On Thursday, March 18th, I visited with my mother, who has managed to stay alive through a series of illnesses, despite the death sentence given by doctors last month. After visiting with Mom, I went to U of M-Dearborn to sit on the "Inspiring Hope, Inspiring Change" panel that included Gerry Barrons of the Veteran Feminists of America; Minsu Longiaru, a lawyer and community organizer for Restaurant Opportunities Center; and Marion Kramer of the National Welfare Rights Union. Lolita Hernandez, Labor activist and author was the Moderator. Marion is also on the US Social Forum Coordinating Committee. It was so inspiring to hear the histories of what inspired us to be actvists. The event was a success! We had a chance to tell the audience about our lives, the work we have done from past to present, and had a Q & A session with the audience. I felt uplifted and inspired by listening to each speaker. By being included on an intergenerational panel, I was able to draw strength from women that represented past, current and future dedication to social activism. The audience of students and folks from the community were able to share their views and expressed wanting to get involved in community work. I shared the poem that I wrote for last Sunday's US Social Forum event at Central United Methodist Church, titled "Perhaps". The poem is more of a prose poem that illustrates the conditions that citizens of Detroit are facing, some of the generational history of activism that has taken place by those involved in community work, and the fact that we still have HOPE in Detroit, which is in opposition to what Minsu was told by others before she came here as an organizer. During Minsu's presentation, she pointed out that people questioned why she would even come to Detroit to organize...basically, the picture that was drawn for her was one of hopelessness, which of course is not true. The City Of Detroit is full of hope. The fact that Detroit has a history of activism is one of the reasons why the US Social Forum is coming in June...folks are hopeful that another world is possible!

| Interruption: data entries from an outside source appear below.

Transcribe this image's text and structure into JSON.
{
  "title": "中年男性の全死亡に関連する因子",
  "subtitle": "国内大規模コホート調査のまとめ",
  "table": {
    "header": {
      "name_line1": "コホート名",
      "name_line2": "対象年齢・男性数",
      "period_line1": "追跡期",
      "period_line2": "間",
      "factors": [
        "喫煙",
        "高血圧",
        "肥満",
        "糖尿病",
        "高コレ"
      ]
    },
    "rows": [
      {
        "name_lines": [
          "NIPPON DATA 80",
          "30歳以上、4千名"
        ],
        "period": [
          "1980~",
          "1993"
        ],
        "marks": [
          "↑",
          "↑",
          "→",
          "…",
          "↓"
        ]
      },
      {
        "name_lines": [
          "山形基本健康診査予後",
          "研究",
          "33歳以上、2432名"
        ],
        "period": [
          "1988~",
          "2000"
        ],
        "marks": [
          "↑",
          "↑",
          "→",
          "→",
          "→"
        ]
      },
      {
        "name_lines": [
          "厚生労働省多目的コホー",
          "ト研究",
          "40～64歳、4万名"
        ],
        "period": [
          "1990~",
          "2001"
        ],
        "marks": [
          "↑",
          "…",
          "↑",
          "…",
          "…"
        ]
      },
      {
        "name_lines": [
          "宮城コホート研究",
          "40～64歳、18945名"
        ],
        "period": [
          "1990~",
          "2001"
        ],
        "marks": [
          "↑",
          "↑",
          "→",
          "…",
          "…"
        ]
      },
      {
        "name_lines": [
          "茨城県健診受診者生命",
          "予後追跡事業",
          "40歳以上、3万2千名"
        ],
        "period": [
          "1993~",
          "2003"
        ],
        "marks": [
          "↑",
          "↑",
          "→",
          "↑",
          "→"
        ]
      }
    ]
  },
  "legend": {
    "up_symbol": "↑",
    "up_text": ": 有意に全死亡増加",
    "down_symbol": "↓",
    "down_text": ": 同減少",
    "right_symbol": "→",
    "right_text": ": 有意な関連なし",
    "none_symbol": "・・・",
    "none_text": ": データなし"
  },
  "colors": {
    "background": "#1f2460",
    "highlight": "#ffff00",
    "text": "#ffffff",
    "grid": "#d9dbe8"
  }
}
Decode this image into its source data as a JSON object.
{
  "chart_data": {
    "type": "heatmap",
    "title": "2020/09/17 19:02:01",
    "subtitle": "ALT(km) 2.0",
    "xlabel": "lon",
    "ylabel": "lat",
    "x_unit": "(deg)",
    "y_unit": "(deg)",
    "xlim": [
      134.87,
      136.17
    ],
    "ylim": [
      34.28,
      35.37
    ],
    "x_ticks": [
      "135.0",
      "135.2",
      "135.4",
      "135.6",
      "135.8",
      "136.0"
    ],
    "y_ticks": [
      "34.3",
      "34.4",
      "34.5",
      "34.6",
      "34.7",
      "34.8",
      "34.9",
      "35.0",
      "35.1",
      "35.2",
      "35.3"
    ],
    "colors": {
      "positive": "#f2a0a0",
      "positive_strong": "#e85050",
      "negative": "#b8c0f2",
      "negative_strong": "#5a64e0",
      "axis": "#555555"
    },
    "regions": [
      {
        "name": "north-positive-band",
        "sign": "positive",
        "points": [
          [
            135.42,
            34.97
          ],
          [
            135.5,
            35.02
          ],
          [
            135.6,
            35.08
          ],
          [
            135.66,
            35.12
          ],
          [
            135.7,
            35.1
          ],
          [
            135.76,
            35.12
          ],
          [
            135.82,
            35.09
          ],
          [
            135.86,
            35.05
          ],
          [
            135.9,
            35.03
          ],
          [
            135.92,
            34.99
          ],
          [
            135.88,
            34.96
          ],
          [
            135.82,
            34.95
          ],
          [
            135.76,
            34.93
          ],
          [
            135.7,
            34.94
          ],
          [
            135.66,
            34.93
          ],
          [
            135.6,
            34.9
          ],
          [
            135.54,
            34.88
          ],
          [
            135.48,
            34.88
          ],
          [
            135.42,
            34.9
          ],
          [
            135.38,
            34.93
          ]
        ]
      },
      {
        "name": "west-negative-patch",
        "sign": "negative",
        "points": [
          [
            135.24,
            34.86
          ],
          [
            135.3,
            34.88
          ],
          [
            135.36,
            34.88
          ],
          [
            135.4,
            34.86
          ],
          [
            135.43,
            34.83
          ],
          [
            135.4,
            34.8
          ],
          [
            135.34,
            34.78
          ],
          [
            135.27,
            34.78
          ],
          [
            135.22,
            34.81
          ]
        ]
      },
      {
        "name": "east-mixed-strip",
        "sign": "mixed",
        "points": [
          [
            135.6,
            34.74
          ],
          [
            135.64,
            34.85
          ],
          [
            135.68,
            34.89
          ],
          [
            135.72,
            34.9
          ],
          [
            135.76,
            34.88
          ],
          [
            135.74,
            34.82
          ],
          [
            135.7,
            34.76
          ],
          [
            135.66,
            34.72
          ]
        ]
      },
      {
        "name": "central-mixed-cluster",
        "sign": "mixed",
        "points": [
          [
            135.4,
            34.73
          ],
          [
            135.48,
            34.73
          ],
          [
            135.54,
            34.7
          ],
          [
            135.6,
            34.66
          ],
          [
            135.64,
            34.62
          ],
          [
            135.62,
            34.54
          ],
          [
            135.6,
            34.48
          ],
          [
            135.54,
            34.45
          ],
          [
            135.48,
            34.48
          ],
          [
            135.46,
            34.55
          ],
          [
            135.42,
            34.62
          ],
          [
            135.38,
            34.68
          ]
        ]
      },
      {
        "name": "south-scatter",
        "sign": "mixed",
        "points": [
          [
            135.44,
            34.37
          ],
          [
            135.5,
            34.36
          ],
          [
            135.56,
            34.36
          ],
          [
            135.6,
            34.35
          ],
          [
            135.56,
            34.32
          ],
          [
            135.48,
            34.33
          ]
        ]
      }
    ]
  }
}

I imagine that when anything good and positive that goes on in Detroit by it's citizens and community workers are put on the backseat or is subjugated by most sources of local and national media, and those who profit monetarily or by recognition by exploiting the condition of the city and its citizens, one would have a hopeless picture. In the late 1990's, after "graduating" as a  Cultural Ambassador from New Detroit's first Multicultural Immersion classes, I made a commitment to talk about the good things that happen in Detroit. As a poet-educator, even though many of my poems address harsh realities from a broad perspective of African American and Filipino life, by writing the poems I hoped and still hope that they will inspire readers and listeners to become active in changing or transforming their own lives as well as the lives of others. I (re)member now, as I write, that when I was a Sociology student at Wayne State University, one of my professors encouraged the class to be agents of Social change. Years later, when I was a corporate worker and was injured by my job, and decided to work as a full time poet, I decided that much of my poetry would be written so that people would have to at least consider the socio-political-global power and the effects of institutions, systems, individuals and groups that render children and adults homeless, hungry, battered, illiterate, murdered, raped, tortured, exploited as workers, suffering or dying from utility shut off...why women are still fighting to be heard, recognized and receive equal wages...As I write, I (re)member being on a local cable network's poetry show in the 1990's and the host, after hearing my poems stated: Well, you certainly don't write happy poems! I wish I could find the video tape of that session. I (re)member saying that I write about life and what I have witnessed around me. I even wrote a poem that is a parody of that session that included her statement, with repeating lines about not writing "nice" or "happy" poems. With all of this stated, I'd like to say that I have written a few "nice" poems about love, nature, food, family members,travelling, and other subjects.

It is now 11:45 a.m. and in 3 hours, I will be hosting The Broadside Press Poets Theater at U of D-Mercy.